Anche in questo caso non voglio entrare in dettagli, quello che mi sembra essere il messaggio di fondo che viene dagli internisti: «Abbiamo già i nostri problemi, non possiamo accollarci anche quelli degli altri». Non si può certo affermare che non ci sia un fondo di  verità. La crisi  degli ospedali interessa molti reparti.

I medici non fuggono solo dai pronto soccorso (non si parla per esempio abbastanza della crisi profonda che stanno attraversando i reparti di psichiatria) e l’attrattiva della medicina interna tra i giovani medici è in netto calo rispetto a dieci anni fa, quando era in assoluto la scelta più gettonata. 

Crescono invece le richieste per l’endocrinologia, la dermatologia, la chirurgia plastica, l’oftalmologia, l’otorinolaringoiatria, tutte specializzazioni che consentono ampi spazi di libera professione e non obbligano a pesanti turni di lavoro festivo e notturno in ospedale. 

Sarebbe però poco lungimirante derubricare tutto questo alla scarsa propensione dei giovani per un lavoro faticoso e relativamente poco remunerativo. È invece il segno preoccupante di un sistema in procinto di affondare che i topi (mi scusino i colleghi!) stanno abbandonando la nave prima che sia troppo tardi.

Bisogna dunque che non solo i cittadini, ma anche i professionisti della salute si uniscano per difendere il servizio sanitario nazionale e per sostenere tutte le iniziative che vanno in questo senso, da qualunque parte vengano, evitando di beccarsi fra loro come i proverbiali polli di Renzo. I distinguo che si fanno  oggi tra emergentisti e internisti non sono molto diversi da quelli che in altro ambiti dividono i medici ospedalieri da quelli del territorio.

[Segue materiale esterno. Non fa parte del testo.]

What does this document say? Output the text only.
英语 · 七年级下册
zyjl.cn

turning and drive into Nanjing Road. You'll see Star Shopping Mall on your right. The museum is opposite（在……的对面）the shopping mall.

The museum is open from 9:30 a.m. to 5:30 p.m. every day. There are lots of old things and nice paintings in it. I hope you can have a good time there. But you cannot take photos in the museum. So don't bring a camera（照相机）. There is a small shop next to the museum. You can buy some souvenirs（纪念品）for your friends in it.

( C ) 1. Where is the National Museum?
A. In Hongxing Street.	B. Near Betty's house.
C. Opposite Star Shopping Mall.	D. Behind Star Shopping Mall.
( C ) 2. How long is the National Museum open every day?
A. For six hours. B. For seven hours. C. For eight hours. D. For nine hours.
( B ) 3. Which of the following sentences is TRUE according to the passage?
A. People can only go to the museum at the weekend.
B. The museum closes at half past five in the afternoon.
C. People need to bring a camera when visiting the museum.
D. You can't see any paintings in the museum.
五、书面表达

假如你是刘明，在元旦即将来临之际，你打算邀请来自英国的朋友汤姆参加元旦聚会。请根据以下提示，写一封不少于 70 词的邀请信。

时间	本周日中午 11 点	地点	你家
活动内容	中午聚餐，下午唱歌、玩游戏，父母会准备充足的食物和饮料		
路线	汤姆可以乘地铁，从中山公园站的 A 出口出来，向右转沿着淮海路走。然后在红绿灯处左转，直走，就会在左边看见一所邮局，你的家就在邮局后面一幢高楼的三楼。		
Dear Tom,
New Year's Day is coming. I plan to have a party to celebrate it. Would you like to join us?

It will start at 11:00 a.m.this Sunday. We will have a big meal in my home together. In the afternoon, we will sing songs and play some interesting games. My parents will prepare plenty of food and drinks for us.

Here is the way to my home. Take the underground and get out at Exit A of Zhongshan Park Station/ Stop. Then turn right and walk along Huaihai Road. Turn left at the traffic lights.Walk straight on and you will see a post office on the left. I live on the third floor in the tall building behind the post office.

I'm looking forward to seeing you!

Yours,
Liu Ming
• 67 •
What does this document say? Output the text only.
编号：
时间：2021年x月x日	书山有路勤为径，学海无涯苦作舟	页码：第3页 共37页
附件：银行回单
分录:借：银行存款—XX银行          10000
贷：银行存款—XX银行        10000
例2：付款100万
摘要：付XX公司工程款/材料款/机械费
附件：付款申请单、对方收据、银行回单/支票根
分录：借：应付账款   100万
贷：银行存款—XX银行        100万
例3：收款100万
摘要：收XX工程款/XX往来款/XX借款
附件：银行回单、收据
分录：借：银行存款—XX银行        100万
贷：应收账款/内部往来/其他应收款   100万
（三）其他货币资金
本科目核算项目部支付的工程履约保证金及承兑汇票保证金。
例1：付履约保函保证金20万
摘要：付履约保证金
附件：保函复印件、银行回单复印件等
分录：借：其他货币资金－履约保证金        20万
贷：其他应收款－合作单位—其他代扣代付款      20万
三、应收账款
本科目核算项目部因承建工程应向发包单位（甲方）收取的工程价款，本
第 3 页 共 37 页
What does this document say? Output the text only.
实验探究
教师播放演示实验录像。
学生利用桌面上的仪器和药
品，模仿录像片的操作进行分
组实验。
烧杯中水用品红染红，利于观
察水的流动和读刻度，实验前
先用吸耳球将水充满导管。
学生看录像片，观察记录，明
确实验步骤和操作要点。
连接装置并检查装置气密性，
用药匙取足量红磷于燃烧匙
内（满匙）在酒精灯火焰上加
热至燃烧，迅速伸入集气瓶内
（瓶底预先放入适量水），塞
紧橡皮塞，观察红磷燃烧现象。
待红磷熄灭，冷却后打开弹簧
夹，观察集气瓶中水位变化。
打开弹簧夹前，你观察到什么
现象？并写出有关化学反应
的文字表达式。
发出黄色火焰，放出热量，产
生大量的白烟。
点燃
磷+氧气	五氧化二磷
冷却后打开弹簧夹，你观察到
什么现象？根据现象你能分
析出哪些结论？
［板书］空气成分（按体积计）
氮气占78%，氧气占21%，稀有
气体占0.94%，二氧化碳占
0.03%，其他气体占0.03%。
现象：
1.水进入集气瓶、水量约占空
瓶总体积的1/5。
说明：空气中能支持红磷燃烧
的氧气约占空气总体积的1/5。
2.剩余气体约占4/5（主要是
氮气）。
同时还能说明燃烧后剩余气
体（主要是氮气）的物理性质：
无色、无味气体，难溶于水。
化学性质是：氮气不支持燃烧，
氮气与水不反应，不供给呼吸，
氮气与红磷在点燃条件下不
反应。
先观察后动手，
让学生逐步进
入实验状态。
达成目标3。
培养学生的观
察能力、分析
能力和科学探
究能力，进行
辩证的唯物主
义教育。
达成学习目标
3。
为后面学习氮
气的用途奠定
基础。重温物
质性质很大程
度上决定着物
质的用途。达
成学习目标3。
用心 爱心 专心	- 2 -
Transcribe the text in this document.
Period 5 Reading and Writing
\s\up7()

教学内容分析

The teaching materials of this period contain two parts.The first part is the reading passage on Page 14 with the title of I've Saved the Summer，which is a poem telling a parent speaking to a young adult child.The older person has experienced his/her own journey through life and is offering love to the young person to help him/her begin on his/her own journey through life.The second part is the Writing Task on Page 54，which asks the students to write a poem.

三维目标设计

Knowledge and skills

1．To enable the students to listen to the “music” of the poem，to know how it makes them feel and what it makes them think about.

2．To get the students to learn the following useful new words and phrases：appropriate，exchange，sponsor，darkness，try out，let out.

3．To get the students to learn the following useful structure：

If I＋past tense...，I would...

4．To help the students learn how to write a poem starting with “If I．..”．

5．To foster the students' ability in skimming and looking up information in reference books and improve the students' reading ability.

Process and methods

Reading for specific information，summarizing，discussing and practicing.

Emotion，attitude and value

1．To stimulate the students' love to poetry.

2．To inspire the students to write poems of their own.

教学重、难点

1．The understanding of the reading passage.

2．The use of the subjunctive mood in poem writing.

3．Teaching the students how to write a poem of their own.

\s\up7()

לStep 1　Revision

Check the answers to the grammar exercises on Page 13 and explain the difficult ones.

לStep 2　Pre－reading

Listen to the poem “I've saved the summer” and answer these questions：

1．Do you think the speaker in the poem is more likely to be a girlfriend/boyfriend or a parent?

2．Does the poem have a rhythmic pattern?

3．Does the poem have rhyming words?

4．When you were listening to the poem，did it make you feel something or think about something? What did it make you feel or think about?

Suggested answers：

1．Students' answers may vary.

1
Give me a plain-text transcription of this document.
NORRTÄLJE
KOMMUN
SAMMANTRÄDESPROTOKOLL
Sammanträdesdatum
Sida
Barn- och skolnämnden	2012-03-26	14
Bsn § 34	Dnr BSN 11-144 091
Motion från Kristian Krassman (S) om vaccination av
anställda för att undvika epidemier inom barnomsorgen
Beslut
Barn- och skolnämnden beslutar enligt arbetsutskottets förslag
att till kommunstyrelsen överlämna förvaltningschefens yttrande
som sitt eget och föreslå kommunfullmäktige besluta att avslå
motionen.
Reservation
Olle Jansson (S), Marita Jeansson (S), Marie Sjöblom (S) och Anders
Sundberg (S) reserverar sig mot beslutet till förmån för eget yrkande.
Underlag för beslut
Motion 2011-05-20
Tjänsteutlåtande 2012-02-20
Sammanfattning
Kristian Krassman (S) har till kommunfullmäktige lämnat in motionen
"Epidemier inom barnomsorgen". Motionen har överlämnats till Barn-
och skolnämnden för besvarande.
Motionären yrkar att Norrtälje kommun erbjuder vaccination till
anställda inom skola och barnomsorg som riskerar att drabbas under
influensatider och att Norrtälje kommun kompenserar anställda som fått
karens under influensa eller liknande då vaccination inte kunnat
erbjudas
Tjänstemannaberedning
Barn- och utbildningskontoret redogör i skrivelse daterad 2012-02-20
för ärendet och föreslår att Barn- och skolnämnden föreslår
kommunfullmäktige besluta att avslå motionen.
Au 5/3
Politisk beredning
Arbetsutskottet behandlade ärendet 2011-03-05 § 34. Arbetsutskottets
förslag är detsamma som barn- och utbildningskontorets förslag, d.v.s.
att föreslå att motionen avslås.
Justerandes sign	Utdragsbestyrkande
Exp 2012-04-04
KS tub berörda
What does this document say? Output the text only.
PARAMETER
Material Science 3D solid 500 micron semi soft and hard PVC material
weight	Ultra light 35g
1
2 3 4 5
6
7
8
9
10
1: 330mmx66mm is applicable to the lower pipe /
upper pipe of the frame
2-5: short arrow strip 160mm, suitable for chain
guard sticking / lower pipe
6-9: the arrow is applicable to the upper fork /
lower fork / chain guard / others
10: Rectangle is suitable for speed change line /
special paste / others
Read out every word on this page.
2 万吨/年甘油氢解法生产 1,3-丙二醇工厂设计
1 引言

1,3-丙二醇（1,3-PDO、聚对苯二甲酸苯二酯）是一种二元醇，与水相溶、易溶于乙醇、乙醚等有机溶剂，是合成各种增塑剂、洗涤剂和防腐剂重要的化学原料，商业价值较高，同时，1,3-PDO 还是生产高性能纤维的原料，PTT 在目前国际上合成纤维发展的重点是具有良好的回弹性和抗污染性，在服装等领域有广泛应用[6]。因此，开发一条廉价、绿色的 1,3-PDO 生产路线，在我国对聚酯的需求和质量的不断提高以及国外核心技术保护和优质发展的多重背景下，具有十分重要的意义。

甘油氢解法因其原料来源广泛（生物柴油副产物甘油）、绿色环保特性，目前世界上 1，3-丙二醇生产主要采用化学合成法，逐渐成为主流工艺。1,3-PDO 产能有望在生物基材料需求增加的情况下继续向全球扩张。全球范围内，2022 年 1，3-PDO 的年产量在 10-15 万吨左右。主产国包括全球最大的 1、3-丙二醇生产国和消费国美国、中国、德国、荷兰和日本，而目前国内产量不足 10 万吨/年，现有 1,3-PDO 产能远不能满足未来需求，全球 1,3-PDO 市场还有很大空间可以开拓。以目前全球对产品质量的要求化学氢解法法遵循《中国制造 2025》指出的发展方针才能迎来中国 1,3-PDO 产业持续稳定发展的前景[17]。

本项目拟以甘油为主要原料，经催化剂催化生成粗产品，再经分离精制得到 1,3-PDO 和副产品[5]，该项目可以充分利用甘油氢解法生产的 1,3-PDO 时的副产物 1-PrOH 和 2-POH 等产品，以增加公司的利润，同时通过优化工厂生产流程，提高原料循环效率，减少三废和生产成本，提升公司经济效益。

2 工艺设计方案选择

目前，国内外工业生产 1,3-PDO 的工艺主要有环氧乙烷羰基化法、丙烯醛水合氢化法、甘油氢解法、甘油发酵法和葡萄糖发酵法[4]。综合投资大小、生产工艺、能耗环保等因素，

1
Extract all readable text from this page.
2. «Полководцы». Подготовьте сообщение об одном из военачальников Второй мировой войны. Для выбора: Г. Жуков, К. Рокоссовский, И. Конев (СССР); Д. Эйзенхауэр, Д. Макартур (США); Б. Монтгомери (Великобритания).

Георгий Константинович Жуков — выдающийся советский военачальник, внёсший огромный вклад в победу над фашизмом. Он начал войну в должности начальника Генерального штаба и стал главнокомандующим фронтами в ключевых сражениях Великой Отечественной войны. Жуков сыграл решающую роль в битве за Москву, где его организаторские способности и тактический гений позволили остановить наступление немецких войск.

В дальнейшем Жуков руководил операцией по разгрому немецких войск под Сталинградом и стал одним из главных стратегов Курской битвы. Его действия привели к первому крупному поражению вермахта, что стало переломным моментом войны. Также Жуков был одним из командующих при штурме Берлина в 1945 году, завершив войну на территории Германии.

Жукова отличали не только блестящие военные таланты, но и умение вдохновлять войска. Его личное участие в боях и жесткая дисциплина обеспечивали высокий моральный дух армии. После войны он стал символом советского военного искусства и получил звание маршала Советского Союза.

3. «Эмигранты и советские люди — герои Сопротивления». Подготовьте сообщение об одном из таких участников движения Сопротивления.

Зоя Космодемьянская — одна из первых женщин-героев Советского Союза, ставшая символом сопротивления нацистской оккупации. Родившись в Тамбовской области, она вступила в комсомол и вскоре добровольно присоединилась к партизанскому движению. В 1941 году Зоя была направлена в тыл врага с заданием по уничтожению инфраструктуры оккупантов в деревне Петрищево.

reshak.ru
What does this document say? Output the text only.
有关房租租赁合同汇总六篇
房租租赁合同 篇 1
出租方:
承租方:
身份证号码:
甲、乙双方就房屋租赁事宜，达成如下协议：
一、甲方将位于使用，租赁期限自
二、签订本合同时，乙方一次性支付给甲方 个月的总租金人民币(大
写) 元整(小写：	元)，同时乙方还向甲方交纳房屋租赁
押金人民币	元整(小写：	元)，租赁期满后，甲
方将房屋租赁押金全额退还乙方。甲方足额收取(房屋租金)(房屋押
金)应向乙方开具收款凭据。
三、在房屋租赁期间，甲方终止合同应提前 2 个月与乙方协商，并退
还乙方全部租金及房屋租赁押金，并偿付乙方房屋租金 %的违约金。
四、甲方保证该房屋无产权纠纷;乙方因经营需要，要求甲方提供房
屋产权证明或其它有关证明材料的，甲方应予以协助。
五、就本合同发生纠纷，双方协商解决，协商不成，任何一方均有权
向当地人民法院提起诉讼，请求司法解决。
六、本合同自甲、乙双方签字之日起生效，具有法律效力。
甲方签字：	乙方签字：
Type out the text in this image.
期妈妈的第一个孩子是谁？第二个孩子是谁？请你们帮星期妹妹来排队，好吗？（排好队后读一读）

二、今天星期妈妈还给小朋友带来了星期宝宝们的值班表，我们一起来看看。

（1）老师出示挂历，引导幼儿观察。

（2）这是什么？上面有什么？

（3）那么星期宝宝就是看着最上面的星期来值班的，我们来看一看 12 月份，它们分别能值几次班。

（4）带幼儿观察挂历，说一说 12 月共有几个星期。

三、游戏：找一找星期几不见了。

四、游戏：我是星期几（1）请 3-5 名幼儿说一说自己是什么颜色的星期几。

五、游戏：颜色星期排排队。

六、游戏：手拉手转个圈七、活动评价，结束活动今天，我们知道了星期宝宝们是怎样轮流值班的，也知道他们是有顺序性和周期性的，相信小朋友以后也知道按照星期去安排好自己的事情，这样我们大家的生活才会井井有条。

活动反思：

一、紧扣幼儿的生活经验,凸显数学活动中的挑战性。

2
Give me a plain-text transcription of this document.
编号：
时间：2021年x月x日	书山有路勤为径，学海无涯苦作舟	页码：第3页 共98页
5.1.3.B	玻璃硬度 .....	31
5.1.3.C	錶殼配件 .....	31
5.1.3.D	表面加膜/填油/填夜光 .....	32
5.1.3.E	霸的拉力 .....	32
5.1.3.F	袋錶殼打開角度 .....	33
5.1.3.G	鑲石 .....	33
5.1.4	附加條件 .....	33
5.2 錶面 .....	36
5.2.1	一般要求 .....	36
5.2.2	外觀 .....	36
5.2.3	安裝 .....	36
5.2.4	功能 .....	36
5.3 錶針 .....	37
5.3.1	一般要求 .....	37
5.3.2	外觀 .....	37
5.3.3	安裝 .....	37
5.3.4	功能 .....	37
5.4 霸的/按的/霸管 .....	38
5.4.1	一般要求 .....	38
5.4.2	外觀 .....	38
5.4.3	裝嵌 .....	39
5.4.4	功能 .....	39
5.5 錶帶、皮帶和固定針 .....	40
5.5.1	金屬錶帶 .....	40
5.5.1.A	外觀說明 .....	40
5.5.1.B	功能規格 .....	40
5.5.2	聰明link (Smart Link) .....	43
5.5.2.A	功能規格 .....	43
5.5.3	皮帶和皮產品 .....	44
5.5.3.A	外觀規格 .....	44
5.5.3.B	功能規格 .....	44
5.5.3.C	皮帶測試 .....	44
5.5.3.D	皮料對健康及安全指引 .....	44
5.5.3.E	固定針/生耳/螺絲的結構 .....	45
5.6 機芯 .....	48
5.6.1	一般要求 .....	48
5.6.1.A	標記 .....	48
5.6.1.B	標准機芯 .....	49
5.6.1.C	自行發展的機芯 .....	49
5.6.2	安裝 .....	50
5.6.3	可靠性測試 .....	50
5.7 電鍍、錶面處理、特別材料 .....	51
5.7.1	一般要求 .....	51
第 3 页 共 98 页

Ognuno ha certamente il diritto di manifestare le proprie ragioni, ma ostacolare i possibili avanzamenti in un settore, soprattutto se centrale come quello della emergenza-urgenza, adducendo le attuali criticità di altri settori del sistema è un atteggiamento miope che rischia solo  di condurre a uno sterile immobilismo. Se si vuole lavorare per il miglioramento è necessario rimuovere gli ostacoli e non utilizzare le criticità attuali come freno delle potenzialità future.

A ciascuno il suo

Mentre la Regione Lombardia dovrà dimostrare di essere capace di tradurre i contenuti della sua delibera in iniziative concrete (che si spera interesseranno gli ospedali privati quanto quelli pubblici), le altre Regioni dovrebbero confrontarsi seriamente con un progetto che meriterebbe di essere prontamente condiviso in tutta Italia.

I medici e le loro organizzazioni dovrebbero sostenerlo compattamente, continuando allo stesso tempo a indicare possibili soluzioni per gli altri problemi che interessano la sanità pubblica e appoggiandole al di là degli steccati di categoria e dei possibili interessi di parte.

È ovvio che da tutto questo il governo non può restare fuori. Il destino del servizio sanitario pubblico, e non solo dei pronto soccorso, sarà infatti segnato se il finanziamento del fabbisogno sanitario nazionale standard, a cui concorre lo stato, non crescerà progressivamente fino a raggiungere una percentuale del prodotto interno lordo almeno pari alla media europea e se non verrà  superato il vincolo di spesa delle Regioni  per il personale del Ssn che è imposto con legge nazionale.